Why so many sets? Because you want to avoid over-fitting. Even if your model has many parameters, it is easy to overfit your training set with enough training. Thus, we need a testing set to check the performance on unseen data.

Now, if you tune the parameters of your algorithm to perform better on the testing set, you are likely to overfit it as well. But we want to use the testing set as a way of accurately estimating the performance on unseen data. Thus we use a different set, the dev/validation set, for any parameter estimation.

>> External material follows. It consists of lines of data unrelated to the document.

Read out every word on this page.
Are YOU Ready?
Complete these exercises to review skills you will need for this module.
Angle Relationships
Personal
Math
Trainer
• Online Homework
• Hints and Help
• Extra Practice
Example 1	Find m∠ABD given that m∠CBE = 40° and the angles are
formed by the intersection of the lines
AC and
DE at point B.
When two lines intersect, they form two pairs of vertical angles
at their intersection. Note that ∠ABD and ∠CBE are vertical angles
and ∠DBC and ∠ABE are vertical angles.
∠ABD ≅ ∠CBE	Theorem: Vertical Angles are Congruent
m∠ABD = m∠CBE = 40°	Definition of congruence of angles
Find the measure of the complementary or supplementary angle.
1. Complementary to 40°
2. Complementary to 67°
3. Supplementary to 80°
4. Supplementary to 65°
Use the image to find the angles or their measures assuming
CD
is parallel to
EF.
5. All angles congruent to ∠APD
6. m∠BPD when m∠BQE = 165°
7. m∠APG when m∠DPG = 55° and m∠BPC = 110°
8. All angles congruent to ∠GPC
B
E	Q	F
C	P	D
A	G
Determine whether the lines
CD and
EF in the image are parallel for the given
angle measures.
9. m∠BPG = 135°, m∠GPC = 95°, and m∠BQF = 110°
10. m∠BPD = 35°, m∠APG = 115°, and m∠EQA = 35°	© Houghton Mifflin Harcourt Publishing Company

Important: the test and dev sets should contain examples of what you ultimately want to perform well on, rather than whatever data you happen to have for training.

How large do the dev/test sets need to be?

  • Training sets: as large as you can afford.

  • Validation/Dev sets with sizes from 1,000 to 10,000 examples are common. With 100 examples, you will have a good chance of detecting an improvement of 5%. With 10,000 examples, you will have a good chance of detecting an improvement of 0.1%.

  • Test sets should be large enough to give high confidence in the overall performance of your system. One popular heuristic had been to use 30% of your data for your test set. This is makes sense when you have say 100 to 10,000 examples but maybe when you have billion of training examples. Basically, think that you want to catch the all possible edge cases of your system.

4.4 Take Away

When approaching a new project, your first steps should be to design your Training/Validation/Test sets and decide on the metrics. Only then should you start thinking about which classifier to train.

Remember that the metrics are usually not the be-all and end-all of the evaluation. Each metric can only look at a particular aspect of your problem. You need to monitor multiple metrics.

As the project progresses, it is expected that the datasets will be updated and that new metrics will be introduced.